Tutelare il valore dell’intelligenza umana
La paura che le macchine prendano il sopravvento sul lavoro dell’uomo è una storia antica che ci riporta con la memoria all’origine della rivoluzione industriale e ai luddisti che distruggevano i telai meccanici.
Ma la paura odierna non è più verso la macchina come possibile sostituto della ‘forza lavoro’: oggi la macchina sfida l’intelligenza dell’uomo, il suo aspetto più nobile.
È per questa ragione che dobbiamo essere capaci di definire e descrivere con precisione cosa distingue l’intelligenza umana e in quali ambiti non è sostituibile.
Siamo consapevoli che quando l’intelligenza è ‘potere di calcolo’, la macchina è nettamente superiore all’essere umano, ma sappiamo anche che solo in pochi casi, peraltro controversi, un computer è riuscito a superare il Test di Turing (ingannare una giuria di esperti facendogli credere di dialogare a distanza con un essere umano).

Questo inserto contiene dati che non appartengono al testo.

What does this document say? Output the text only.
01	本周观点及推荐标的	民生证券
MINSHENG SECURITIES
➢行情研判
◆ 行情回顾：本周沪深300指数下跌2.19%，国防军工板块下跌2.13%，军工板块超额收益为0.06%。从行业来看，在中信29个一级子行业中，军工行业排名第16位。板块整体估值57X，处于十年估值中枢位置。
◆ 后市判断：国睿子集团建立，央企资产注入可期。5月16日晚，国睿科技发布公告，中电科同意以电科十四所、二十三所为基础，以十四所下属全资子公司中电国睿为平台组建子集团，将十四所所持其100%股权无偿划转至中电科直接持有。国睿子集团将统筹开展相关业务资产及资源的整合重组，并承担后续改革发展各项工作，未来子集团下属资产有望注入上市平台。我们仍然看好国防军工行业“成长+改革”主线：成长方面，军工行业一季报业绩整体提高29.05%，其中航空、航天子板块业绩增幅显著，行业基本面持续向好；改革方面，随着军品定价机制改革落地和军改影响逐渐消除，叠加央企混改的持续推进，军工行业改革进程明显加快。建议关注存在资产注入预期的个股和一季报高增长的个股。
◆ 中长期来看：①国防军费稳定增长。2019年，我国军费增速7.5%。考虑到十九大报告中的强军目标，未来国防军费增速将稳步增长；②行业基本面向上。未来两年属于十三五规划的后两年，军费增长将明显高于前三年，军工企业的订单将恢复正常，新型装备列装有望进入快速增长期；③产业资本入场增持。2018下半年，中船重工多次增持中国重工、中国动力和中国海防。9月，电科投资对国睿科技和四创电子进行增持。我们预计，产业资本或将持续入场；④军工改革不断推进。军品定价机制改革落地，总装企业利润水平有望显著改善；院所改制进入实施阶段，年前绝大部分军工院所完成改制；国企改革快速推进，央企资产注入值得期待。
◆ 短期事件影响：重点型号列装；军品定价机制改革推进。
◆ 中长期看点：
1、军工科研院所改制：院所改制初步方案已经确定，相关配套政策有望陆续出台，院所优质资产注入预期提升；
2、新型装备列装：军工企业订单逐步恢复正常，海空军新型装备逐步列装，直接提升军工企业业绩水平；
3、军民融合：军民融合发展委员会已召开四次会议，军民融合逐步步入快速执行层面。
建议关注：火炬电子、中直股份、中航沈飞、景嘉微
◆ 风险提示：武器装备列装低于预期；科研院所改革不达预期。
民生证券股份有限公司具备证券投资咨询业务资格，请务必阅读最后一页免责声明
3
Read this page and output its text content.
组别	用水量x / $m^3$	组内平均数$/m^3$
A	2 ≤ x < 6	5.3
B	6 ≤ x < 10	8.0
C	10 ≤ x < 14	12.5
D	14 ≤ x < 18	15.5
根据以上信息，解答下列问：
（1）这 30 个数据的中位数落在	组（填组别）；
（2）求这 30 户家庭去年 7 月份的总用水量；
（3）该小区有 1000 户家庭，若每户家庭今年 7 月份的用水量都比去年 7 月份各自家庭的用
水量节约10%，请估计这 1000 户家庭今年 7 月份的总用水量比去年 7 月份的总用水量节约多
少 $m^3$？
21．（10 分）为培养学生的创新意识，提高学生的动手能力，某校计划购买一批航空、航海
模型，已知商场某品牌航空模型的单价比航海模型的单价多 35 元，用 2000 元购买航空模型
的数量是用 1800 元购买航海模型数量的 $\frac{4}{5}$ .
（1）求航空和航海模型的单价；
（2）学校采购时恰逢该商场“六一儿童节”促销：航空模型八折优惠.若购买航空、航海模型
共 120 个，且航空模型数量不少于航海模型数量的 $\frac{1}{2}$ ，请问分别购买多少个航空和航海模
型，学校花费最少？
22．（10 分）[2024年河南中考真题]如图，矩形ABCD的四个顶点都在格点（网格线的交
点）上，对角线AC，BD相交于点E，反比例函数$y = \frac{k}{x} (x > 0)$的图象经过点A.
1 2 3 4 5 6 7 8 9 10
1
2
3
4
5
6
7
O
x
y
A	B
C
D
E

Se guardiamo al cervello umano con i suoi 100 miliardi di neuroni e trilioni di sinapsi, ci rendiamo conto che nulla del genere è stato mai nemmeno lontanamente costruito e sul piano dell’esperienza ci accorgiamo che in termini di consapevolezza e nella capacità di elaborare e contestualizzare in modo flessibile gli elementi di senso del reale, un bambino di pochi mesi dispone di capacità enormemente superiori a qualunque macchina intelligente.
Nel futuro, almeno prossimo, non è in atto quindi nessuna sfida a eliminazione con le macchine, si tratta invece di imparare a gestire sempre meglio, come sta già accadendo in alcune professioni, sistemi complessi, interfacce evolute macchina-uomo.

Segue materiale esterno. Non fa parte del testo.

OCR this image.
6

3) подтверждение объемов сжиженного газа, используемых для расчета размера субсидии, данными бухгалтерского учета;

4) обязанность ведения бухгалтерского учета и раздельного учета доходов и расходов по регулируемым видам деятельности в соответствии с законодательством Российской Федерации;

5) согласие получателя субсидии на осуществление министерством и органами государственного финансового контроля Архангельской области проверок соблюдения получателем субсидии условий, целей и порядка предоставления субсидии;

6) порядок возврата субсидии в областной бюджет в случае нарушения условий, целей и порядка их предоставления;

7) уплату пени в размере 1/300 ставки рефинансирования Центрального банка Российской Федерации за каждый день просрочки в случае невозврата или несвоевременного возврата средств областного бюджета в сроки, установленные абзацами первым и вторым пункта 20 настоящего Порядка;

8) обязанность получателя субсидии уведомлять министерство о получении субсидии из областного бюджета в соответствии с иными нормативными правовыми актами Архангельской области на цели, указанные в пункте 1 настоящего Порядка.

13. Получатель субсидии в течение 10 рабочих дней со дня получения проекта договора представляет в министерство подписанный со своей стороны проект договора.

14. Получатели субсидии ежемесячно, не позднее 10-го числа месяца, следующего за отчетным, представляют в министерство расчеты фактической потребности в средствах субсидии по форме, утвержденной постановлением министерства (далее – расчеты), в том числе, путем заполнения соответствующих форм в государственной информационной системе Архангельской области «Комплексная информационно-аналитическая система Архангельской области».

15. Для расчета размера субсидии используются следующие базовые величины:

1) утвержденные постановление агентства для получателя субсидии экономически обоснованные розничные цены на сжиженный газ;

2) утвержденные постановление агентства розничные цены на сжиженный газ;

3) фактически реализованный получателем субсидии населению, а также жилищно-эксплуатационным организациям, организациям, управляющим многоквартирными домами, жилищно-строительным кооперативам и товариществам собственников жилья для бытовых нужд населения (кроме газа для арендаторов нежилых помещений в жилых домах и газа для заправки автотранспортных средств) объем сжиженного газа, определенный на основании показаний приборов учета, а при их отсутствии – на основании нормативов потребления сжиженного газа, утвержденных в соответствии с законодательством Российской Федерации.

Selezione attraverso l’Intelligenza Artificiale
A titolo di esempio riportiamo il caso di una grande multinazionale, Unilever, che ha adottato, a partire dal 2016, un processo di selezione del personale che utilizza l’Intelligenza Artificiale e la Gamification.
Il primo step riguarda l’apertura di posizioni lavorative su LinkedIn o Facebook da parte dell’azienda: il candidato si iscrive senza bisogno di inviare il classico curriculum e un algoritmo fa una prima valutazione delle competenze in base al profilo Linkedin.
Il passo successivo, per chi viene ritenuto idoneo, consiste in una serie di giochi che misurano: concentrazione, memoria a breve termine, cultura generale e problem solving.
Il tutto viene eseguito anche comodamente da casa, dal proprio smartphone.
Le persone che superano questa fase, devono inoltrare un loro video messaggio di presentazione che un sofisticato software elabora in base alla voce, alle espressioni facciali, allo stile verbale e ai contenuti.
Solo chi supera questo ultimo passaggio viene convocato in azienda per un classico colloquio di selezione condotto da psicologi esperti, che avranno modo di analizzare e valutare l’insieme dei dati provenienti dalla componente esclusivamente digitale del processo di selezione, integrandola con le loro valutazioni durante il colloquio con il candidato.
Tornando quindi al tema iniziale è abbastanza semplice constatare che è impossibile fermare i grandi cambiamenti in atto ed è per questa ragione che il modo migliore per contrastare il timore, spesso immotivato, verso il futuro, è la costante ricerca volta a comprendere sempre meglio gli elementi distintivi e il vero il valore dell’intelligenza umana.
Continuare ad alimentare, attraverso la formazione, quel patrimonio di flessibilità cognitiva che ha caratterizzato la nostra straordinaria capacità di adattamento nel corso della storia.